The top ten, which includes Waverly and Liverpool in Sydney, have enjoyed median prices growing by double-digit annually for the last 20 years.
Inexplicably, it was Murrumbidgee in NSW’s south-west that topped the list with a whopping 13 per cent growth per annum.
“I can’t really explain why Murrumbidgee is the number one performer, although I think the main reason is that prices came off an extremely low base 20 years ago and the fact that during the late 1990s, there was a bit of a boom to that market,” CoreLogic head of research Cameron Kusher said.
Melbourne was the clear winner, claiming six of the top ten areas, including the neighbouring areas of Monash, Whitehorse and Boroondara.
“I think ultimately it’s because we haven't really seen a sustained downturn in the Melbourne housing market for the last 20 years, whereas even though Sydney is very strong at the moment, it and most other capital cities have seen a downturn for at least five years during this time,” Mr Kusher said.
“Melbourne has been the most resilient housing market for the last two decades, not having had a sustained downturn since between 1991 and 1995 when it was coming out of the last recession.”
Victoria was well-represented with 17 of the top 25 areas.
Meanwhile, the regions of Isaac and neighbouring Banana made up Queensland’s representation in the top 10, despite both suffering recent mining slumps.
“Issac and those kind of areas have had a big downturn in the last five years but still we’ve seen prices come from virtually nowhere and there still much higher than they were 20 years ago,” Mr Kusher said.
“When you look at the bottom of the list, you can see the effect of the mining boom as well, given the common theme is that most of the worst performers are mining or agricultural areas linked to one or two industries.”

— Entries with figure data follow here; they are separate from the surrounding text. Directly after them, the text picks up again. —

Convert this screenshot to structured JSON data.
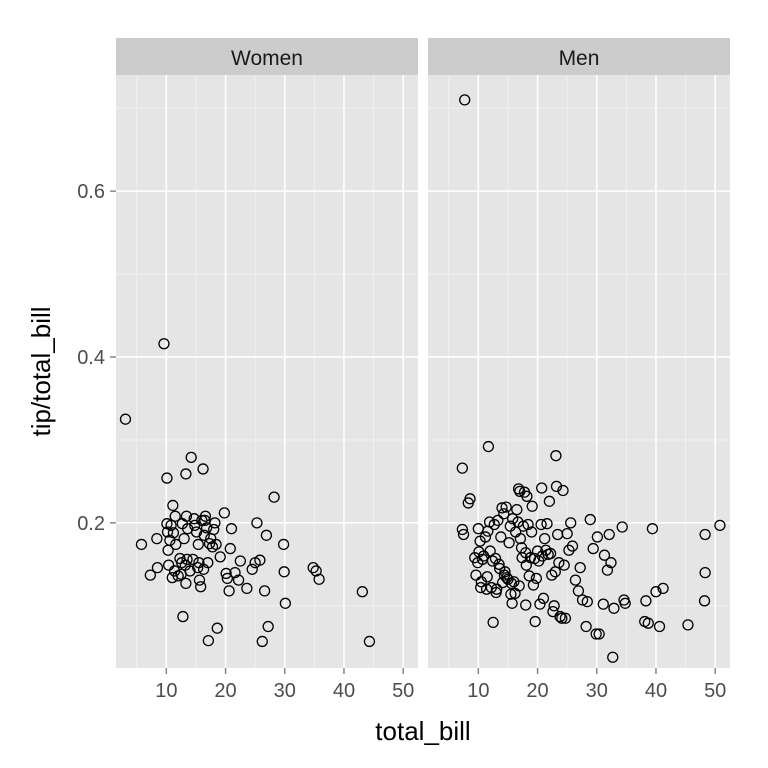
{
  "chart_data": {
    "type": "scatter",
    "xlabel": "total_bill",
    "ylabel": "tip/total_bill",
    "xlim": [
      1.5,
      52.5
    ],
    "ylim": [
      0.025,
      0.74
    ],
    "x_ticks": [
      10,
      20,
      30,
      40,
      50
    ],
    "x_tick_labels": [
      "10",
      "20",
      "30",
      "40",
      "50"
    ],
    "y_ticks": [
      0.2,
      0.4,
      0.6
    ],
    "y_tick_labels": [
      "0.2",
      "0.4",
      "0.6"
    ],
    "grid": true,
    "colors": {
      "panel_bg": "#e5e5e5",
      "grid_major": "#ffffff",
      "strip_bg": "#cccccc",
      "point_stroke": "#000000"
    },
    "panels": [
      {
        "label": "Women",
        "points": [
          [
            3.1,
            0.325
          ],
          [
            5.8,
            0.174
          ],
          [
            7.3,
            0.137
          ],
          [
            8.4,
            0.181
          ],
          [
            8.5,
            0.146
          ],
          [
            9.6,
            0.416
          ],
          [
            10.1,
            0.254
          ],
          [
            10.1,
            0.199
          ],
          [
            10.2,
            0.189
          ],
          [
            10.3,
            0.167
          ],
          [
            10.4,
            0.149
          ],
          [
            10.6,
            0.179
          ],
          [
            10.8,
            0.197
          ],
          [
            11.0,
            0.134
          ],
          [
            11.1,
            0.221
          ],
          [
            11.2,
            0.188
          ],
          [
            11.4,
            0.142
          ],
          [
            11.5,
            0.208
          ],
          [
            11.6,
            0.174
          ],
          [
            12.0,
            0.136
          ],
          [
            12.3,
            0.157
          ],
          [
            12.5,
            0.138
          ],
          [
            12.6,
            0.152
          ],
          [
            12.7,
            0.199
          ],
          [
            12.8,
            0.087
          ],
          [
            13.0,
            0.181
          ],
          [
            13.2,
            0.149
          ],
          [
            13.3,
            0.259
          ],
          [
            13.3,
            0.127
          ],
          [
            13.4,
            0.208
          ],
          [
            13.5,
            0.156
          ],
          [
            13.6,
            0.193
          ],
          [
            14.0,
            0.142
          ],
          [
            14.2,
            0.279
          ],
          [
            14.5,
            0.156
          ],
          [
            14.7,
            0.205
          ],
          [
            14.8,
            0.197
          ],
          [
            15.1,
            0.189
          ],
          [
            15.3,
            0.146
          ],
          [
            15.4,
            0.174
          ],
          [
            15.5,
            0.152
          ],
          [
            15.6,
            0.131
          ],
          [
            15.8,
            0.123
          ],
          [
            16.0,
            0.203
          ],
          [
            16.2,
            0.265
          ],
          [
            16.3,
            0.144
          ],
          [
            16.4,
            0.185
          ],
          [
            16.5,
            0.203
          ],
          [
            16.6,
            0.208
          ],
          [
            16.8,
            0.194
          ],
          [
            17.0,
            0.152
          ],
          [
            17.1,
            0.058
          ],
          [
            17.3,
            0.175
          ],
          [
            17.5,
            0.181
          ],
          [
            17.8,
            0.171
          ],
          [
            18.0,
            0.192
          ],
          [
            18.2,
            0.2
          ],
          [
            18.4,
            0.174
          ],
          [
            18.6,
            0.073
          ],
          [
            19.1,
            0.159
          ],
          [
            19.8,
            0.212
          ],
          [
            20.1,
            0.139
          ],
          [
            20.3,
            0.133
          ],
          [
            20.6,
            0.118
          ],
          [
            20.8,
            0.169
          ],
          [
            21.0,
            0.193
          ],
          [
            21.6,
            0.14
          ],
          [
            22.2,
            0.131
          ],
          [
            22.5,
            0.154
          ],
          [
            23.6,
            0.121
          ],
          [
            24.5,
            0.144
          ],
          [
            25.0,
            0.152
          ],
          [
            25.3,
            0.2
          ],
          [
            25.8,
            0.155
          ],
          [
            26.2,
            0.057
          ],
          [
            26.6,
            0.118
          ],
          [
            26.9,
            0.185
          ],
          [
            27.2,
            0.075
          ],
          [
            28.2,
            0.231
          ],
          [
            29.8,
            0.174
          ],
          [
            29.9,
            0.141
          ],
          [
            30.1,
            0.103
          ],
          [
            34.8,
            0.146
          ],
          [
            35.3,
            0.142
          ],
          [
            35.8,
            0.132
          ],
          [
            43.1,
            0.117
          ],
          [
            44.3,
            0.057
          ]
        ]
      },
      {
        "label": "Men",
        "points": [
          [
            7.3,
            0.266
          ],
          [
            7.3,
            0.192
          ],
          [
            7.5,
            0.186
          ],
          [
            7.7,
            0.71
          ],
          [
            8.3,
            0.224
          ],
          [
            8.6,
            0.229
          ],
          [
            9.4,
            0.158
          ],
          [
            9.6,
            0.137
          ],
          [
            9.9,
            0.152
          ],
          [
            10.0,
            0.193
          ],
          [
            10.1,
            0.165
          ],
          [
            10.3,
            0.178
          ],
          [
            10.4,
            0.122
          ],
          [
            10.5,
            0.129
          ],
          [
            10.7,
            0.156
          ],
          [
            10.9,
            0.16
          ],
          [
            11.2,
            0.183
          ],
          [
            11.4,
            0.12
          ],
          [
            11.5,
            0.135
          ],
          [
            11.6,
            0.19
          ],
          [
            11.7,
            0.292
          ],
          [
            11.9,
            0.201
          ],
          [
            12.0,
            0.166
          ],
          [
            12.2,
            0.122
          ],
          [
            12.4,
            0.154
          ],
          [
            12.5,
            0.08
          ],
          [
            12.7,
            0.198
          ],
          [
            12.9,
            0.157
          ],
          [
            13.0,
            0.116
          ],
          [
            13.1,
            0.12
          ],
          [
            13.3,
            0.203
          ],
          [
            13.5,
            0.15
          ],
          [
            13.6,
            0.145
          ],
          [
            13.8,
            0.183
          ],
          [
            14.0,
            0.218
          ],
          [
            14.1,
            0.128
          ],
          [
            14.3,
            0.211
          ],
          [
            14.4,
            0.137
          ],
          [
            14.5,
            0.141
          ],
          [
            14.7,
            0.219
          ],
          [
            14.8,
            0.134
          ],
          [
            15.0,
            0.132
          ],
          [
            15.2,
            0.176
          ],
          [
            15.4,
            0.196
          ],
          [
            15.5,
            0.114
          ],
          [
            15.6,
            0.127
          ],
          [
            15.7,
            0.103
          ],
          [
            15.8,
            0.205
          ],
          [
            16.0,
            0.129
          ],
          [
            16.2,
            0.115
          ],
          [
            16.3,
            0.189
          ],
          [
            16.5,
            0.216
          ],
          [
            16.7,
            0.201
          ],
          [
            16.8,
            0.241
          ],
          [
            16.9,
            0.124
          ],
          [
            17.0,
            0.238
          ],
          [
            17.1,
            0.181
          ],
          [
            17.3,
            0.17
          ],
          [
            17.4,
            0.158
          ],
          [
            17.6,
            0.196
          ],
          [
            17.8,
            0.237
          ],
          [
            18.0,
            0.164
          ],
          [
            18.0,
            0.101
          ],
          [
            18.1,
            0.149
          ],
          [
            18.2,
            0.232
          ],
          [
            18.4,
            0.198
          ],
          [
            18.6,
            0.136
          ],
          [
            18.8,
            0.158
          ],
          [
            19.0,
            0.189
          ],
          [
            19.1,
            0.22
          ],
          [
            19.3,
            0.125
          ],
          [
            19.5,
            0.157
          ],
          [
            19.6,
            0.081
          ],
          [
            19.8,
            0.133
          ],
          [
            20.0,
            0.166
          ],
          [
            20.2,
            0.154
          ],
          [
            20.4,
            0.102
          ],
          [
            20.6,
            0.198
          ],
          [
            20.7,
            0.242
          ],
          [
            20.8,
            0.16
          ],
          [
            21.0,
            0.109
          ],
          [
            21.2,
            0.181
          ],
          [
            21.4,
            0.167
          ],
          [
            21.6,
            0.199
          ],
          [
            21.8,
            0.162
          ],
          [
            22.0,
            0.226
          ],
          [
            22.2,
            0.163
          ],
          [
            22.4,
            0.137
          ],
          [
            22.6,
            0.093
          ],
          [
            22.8,
            0.1
          ],
          [
            23.0,
            0.141
          ],
          [
            23.1,
            0.281
          ],
          [
            23.2,
            0.244
          ],
          [
            23.4,
            0.186
          ],
          [
            23.6,
            0.152
          ],
          [
            23.8,
            0.087
          ],
          [
            24.1,
            0.085
          ],
          [
            24.3,
            0.239
          ],
          [
            24.5,
            0.149
          ],
          [
            24.7,
            0.085
          ],
          [
            25.0,
            0.187
          ],
          [
            25.3,
            0.167
          ],
          [
            25.6,
            0.2
          ],
          [
            25.9,
            0.172
          ],
          [
            26.4,
            0.131
          ],
          [
            26.9,
            0.118
          ],
          [
            27.2,
            0.146
          ],
          [
            27.6,
            0.107
          ],
          [
            28.2,
            0.075
          ],
          [
            28.4,
            0.105
          ],
          [
            28.9,
            0.204
          ],
          [
            29.4,
            0.169
          ],
          [
            29.9,
            0.066
          ],
          [
            30.1,
            0.183
          ],
          [
            30.4,
            0.066
          ],
          [
            31.1,
            0.102
          ],
          [
            31.3,
            0.161
          ],
          [
            31.8,
            0.143
          ],
          [
            32.1,
            0.186
          ],
          [
            32.4,
            0.152
          ],
          [
            32.7,
            0.038
          ],
          [
            32.9,
            0.097
          ],
          [
            34.3,
            0.195
          ],
          [
            34.6,
            0.107
          ],
          [
            34.8,
            0.103
          ],
          [
            38.1,
            0.081
          ],
          [
            38.3,
            0.106
          ],
          [
            38.7,
            0.079
          ],
          [
            39.4,
            0.193
          ],
          [
            40.0,
            0.117
          ],
          [
            40.6,
            0.075
          ],
          [
            41.2,
            0.121
          ],
          [
            45.4,
            0.077
          ],
          [
            48.2,
            0.106
          ],
          [
            48.3,
            0.186
          ],
          [
            48.3,
            0.14
          ],
          [
            50.8,
            0.197
          ]
        ]
      }
    ]
  }
}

It was no surprise that Western Australia, Queensland and South Australia are home to the 20 worst performers.
Embattled WA held the worst three performing areas, with Coolgardie, Yilgarn and Dundas scrapping 1 per cent or less annualised growth.
“It was surprising that Coolgardie’s house prices have remained unmoved given it’s next to Kargoolie which is a long-established mining area that hasn’t seen a mining boom or bust,” Mr Kusher said.
“Not one of these worst-performing council areas is situated in a capital city, highlighting that there is often a divide between the performance of capital city and regional housing markets.”